Global Sync across different blocks in IR builder

@were @tqchen Is there a way to do global synchronization in IR builder or the hybrid IR builder on the GPU? If I write gpu code, I would separate the two parts into two kernel functions. But I don’t know how to do that in TVM. Currently I’m experiencing bug after transposing data. Thread 0 reads different values from say temp[1000] compared with thread 1000 if the block size if 256.

1 Like

You can launch multiple kernels in tvm. Just make sure you build two blocks of code, both of them bind to a different thread block as outer most

I see. In order to call barrier(CLK_GLOBAL_MEM_FENCE) in IR builder what shall I do?

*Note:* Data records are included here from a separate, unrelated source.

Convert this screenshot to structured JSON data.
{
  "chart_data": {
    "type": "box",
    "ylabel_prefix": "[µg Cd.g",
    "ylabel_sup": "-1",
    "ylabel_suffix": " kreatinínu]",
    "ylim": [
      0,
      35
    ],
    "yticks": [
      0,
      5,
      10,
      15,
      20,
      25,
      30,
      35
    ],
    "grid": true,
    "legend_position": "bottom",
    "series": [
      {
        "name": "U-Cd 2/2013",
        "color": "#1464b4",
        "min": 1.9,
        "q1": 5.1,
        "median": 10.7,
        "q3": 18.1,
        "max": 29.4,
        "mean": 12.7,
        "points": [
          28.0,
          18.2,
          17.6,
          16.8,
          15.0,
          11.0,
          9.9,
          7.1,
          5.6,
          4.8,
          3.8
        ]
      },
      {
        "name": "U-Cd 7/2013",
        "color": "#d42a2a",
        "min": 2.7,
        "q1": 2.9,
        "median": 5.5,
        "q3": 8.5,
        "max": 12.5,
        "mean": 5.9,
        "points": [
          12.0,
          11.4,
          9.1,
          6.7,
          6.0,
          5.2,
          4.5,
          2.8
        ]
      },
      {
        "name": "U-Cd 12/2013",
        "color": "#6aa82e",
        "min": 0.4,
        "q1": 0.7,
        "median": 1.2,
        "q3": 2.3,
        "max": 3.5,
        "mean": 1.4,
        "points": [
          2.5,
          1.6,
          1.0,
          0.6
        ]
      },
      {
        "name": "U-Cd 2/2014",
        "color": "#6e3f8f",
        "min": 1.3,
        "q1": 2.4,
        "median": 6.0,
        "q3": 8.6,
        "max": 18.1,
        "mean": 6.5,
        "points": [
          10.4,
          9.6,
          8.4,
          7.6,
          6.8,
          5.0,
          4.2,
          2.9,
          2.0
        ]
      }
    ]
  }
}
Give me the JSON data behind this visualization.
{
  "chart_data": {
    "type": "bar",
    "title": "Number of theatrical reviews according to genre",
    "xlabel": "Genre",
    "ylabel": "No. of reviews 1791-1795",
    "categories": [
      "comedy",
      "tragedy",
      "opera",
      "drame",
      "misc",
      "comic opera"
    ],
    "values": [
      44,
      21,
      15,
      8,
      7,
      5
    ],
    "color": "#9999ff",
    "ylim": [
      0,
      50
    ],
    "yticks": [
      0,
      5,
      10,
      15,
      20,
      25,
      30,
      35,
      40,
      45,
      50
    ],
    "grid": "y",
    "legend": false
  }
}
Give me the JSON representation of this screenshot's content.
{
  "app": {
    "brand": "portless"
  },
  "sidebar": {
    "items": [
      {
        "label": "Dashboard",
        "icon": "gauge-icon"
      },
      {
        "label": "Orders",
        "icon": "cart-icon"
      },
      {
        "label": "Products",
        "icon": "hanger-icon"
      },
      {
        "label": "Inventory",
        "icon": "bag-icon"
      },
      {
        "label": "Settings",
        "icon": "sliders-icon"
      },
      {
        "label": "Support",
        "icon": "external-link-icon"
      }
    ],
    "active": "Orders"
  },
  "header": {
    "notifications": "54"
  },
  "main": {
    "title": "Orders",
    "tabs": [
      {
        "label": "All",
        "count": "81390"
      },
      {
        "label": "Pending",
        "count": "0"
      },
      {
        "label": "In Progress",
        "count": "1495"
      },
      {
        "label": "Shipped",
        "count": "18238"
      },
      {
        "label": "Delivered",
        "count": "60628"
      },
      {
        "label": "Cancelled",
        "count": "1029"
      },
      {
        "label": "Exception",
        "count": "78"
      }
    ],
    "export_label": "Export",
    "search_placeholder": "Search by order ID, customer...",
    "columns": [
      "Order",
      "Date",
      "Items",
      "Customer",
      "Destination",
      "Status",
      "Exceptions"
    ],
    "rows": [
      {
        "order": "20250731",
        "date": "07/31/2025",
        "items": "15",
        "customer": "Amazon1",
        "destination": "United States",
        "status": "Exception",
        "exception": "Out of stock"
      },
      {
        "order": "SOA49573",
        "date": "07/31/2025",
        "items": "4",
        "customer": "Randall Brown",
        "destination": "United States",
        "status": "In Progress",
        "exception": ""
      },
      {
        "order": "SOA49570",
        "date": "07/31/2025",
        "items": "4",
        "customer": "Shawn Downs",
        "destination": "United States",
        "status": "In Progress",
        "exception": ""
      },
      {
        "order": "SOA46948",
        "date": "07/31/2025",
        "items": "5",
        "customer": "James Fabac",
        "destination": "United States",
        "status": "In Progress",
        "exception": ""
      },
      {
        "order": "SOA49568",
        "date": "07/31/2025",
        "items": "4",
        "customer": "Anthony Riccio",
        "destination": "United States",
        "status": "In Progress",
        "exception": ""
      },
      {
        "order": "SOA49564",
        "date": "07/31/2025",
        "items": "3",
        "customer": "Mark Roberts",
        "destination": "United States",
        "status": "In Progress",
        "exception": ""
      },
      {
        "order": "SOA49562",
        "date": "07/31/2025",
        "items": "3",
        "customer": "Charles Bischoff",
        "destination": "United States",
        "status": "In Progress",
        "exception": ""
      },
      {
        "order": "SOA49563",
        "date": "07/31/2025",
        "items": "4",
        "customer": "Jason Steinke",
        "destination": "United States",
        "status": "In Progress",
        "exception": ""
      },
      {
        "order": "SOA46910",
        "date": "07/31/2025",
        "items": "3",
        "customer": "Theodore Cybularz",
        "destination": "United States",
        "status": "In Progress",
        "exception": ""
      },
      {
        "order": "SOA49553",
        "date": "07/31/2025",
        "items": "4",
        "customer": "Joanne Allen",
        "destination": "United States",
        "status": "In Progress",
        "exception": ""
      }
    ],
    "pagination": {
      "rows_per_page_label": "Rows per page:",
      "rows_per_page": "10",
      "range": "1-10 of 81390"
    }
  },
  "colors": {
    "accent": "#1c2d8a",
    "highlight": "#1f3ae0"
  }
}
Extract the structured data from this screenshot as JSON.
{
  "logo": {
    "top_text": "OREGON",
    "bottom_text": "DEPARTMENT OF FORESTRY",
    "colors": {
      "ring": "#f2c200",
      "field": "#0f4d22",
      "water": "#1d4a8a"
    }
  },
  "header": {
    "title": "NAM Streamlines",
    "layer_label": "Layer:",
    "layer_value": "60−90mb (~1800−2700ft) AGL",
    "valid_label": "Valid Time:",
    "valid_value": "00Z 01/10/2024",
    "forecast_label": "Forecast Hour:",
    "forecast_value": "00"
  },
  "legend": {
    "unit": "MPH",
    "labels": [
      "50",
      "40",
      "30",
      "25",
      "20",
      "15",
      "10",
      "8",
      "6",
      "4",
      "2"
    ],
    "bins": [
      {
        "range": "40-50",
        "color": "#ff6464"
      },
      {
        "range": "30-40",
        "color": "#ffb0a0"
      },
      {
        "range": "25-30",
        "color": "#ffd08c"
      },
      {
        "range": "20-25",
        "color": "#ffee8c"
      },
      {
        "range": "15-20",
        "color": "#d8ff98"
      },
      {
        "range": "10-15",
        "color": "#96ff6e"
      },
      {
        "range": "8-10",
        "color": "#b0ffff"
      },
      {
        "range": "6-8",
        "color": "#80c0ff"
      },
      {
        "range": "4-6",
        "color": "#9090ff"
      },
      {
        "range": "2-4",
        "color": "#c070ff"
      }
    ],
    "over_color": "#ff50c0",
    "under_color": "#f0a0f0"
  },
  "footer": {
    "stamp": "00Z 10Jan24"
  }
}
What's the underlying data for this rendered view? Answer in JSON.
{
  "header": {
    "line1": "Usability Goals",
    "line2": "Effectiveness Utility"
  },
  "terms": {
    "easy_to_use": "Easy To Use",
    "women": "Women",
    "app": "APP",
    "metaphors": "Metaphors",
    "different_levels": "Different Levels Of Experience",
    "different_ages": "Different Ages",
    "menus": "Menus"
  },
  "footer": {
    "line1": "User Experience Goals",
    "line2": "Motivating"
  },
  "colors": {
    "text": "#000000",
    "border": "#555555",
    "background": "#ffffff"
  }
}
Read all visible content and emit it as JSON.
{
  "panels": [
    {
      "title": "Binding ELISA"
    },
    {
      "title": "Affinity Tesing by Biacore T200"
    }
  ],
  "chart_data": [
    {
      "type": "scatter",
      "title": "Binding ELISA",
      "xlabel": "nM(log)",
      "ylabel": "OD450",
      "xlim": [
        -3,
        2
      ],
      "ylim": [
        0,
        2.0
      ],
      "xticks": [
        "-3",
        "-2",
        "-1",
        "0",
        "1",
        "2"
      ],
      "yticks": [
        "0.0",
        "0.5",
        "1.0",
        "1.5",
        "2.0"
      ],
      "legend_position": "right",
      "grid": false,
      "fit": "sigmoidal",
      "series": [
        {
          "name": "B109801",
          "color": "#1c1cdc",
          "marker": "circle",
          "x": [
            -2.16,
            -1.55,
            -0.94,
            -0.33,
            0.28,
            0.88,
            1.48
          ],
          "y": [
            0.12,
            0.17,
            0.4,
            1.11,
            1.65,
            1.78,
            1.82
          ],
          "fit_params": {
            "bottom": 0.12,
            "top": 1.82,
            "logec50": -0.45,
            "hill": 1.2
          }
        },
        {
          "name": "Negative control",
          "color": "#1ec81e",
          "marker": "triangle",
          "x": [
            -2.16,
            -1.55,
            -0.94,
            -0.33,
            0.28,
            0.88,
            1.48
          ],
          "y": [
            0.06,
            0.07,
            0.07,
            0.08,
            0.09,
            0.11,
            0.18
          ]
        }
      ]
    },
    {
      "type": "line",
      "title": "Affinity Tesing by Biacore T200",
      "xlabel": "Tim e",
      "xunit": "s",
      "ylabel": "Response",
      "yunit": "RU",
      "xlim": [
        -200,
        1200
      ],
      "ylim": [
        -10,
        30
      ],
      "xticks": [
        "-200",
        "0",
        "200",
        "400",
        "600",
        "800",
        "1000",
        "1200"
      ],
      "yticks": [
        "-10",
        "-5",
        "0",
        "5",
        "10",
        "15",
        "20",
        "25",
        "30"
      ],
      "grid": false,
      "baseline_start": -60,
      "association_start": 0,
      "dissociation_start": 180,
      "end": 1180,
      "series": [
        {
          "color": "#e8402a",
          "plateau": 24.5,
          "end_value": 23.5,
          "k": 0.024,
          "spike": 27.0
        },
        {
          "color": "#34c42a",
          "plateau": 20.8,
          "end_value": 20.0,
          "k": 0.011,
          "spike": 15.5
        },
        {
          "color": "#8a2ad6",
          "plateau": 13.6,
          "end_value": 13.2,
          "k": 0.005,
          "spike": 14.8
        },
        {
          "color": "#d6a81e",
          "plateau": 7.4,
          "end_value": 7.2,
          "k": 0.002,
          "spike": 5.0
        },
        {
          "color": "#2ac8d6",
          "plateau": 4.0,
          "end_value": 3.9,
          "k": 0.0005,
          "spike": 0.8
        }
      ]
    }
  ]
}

In theory you do not need to call global fence, because what will happen is that two kernels will be launched

I meant if I don’t want to separate the kernel into two kernel functions.

@were does hybrid interface already expose barrier/ syncthreads apis to python users?

The global barrier do not work well in opencl due to language limitations, so best way would indeed be use two kernels

For one of my use cases, the results seem acceptable. I experimented it first using manually changed opencl code.

CUDA9 cooperative groups allows global sync across work-groups. Does TVM support this feature?

@milindn TVM hasn’t yet take benefit from global sync in CUDA9, contribution is welcomed

1 Like